Abrica: I want to connect the dots between financial accessibility and again, affirmative action, finding different ways to attract Black students and people of color to our university groups, prospective students of color to our university, so that they choose us and we increase our diversity rates — not stay the same, but increase even after the abolition of affirmative action.
Right now, my biggest priority to get that done would be to increase funding for GSP and CSP [Community Scholars Program]. The only community on campus that supports low-income, first-generation students does not have a dedicated endowment and depends on the generosity of rich alumni to fund flights, to send people home, to give people money for food, to give people money for professional development. So the low-income community, which is mostly minority students or people of color, don’t have a sustainable safety net.

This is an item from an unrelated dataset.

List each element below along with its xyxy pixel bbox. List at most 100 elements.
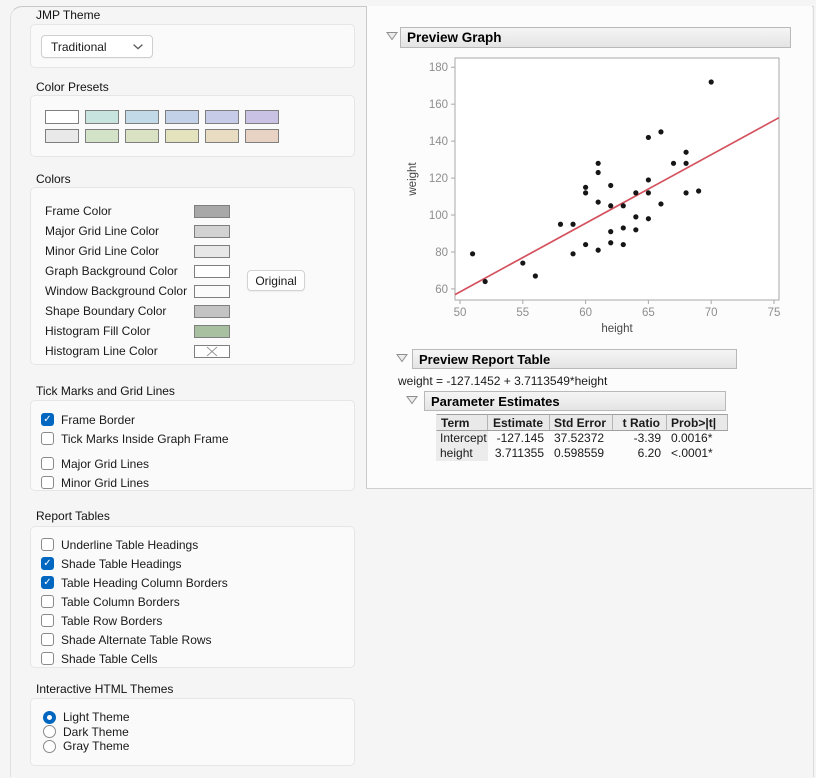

How do you believe you’ll be able to accomplish your goals for the term and how are you going to follow through on your campaign promises?
Cardena: I think that there’s two separate points that we’re trying to make with our advocacy. The first one is the nitty-gritty that I think that Axel and I both have a lot of experience with and can get done pretty effectively and easily. Especially if it gets to protests or student support, we can mobilize it, because students know that we’ve been advocating this for a while now. The other things, a lot of these things are very future-oriented goals that we can’t directly impact even with the money that we’re given. But we know that as previous advocates, and especially as people who, for example, like Axel, is trusted by a lot of administrators, because he gets the work done.
Abrica: I think people have a misconception about GUSA executives where everything they promise is gonna happen within that year. That is the least accurate thing possible, because change doesn’t happen in one year. We will carry all the way to the end and then pass it down.
How will you keep voters engaged with GUSA throughout the year if you win the election?
Abrica: We’ve been campaigning on the platform of being the people’s ticket, and we want our policy actions and goals to be participatory. One thing that we have planned for the Student Association budget in general, the $10,000, is that we want direct input from students. And so because of that, we’re going to hold a vote, we’re going to have ideas set out on the table that are gained from students.
Do you support or not support ending legacy admissions?
Abrica and Cardena: Yes.
Do you support or not support changing the name of the SFS after Madeleine Albright?
Abrica and Cardena: No.
Give us your two-sentence elevator pitch as to why students should vote for you.
Cardena: We are two GSPers with a history of advocacy who want to support the most vulnerable communities on campus. Through the work that we’ve done in organizing, both with the administration and on campus, we want to show people that we’ve been here from the start of our advocacy and we’ll continue with any future plans that we have and follow through with them.
Abrica: We are the ticket that has cared since day one and the ticket that will care until December 31 of next year. And like Sebastian said, we’re the ticket that doesn’t just say they’re going to do things, we’re the ticket that has done successful advocacy and will continue doing it for marginalized communities in the future.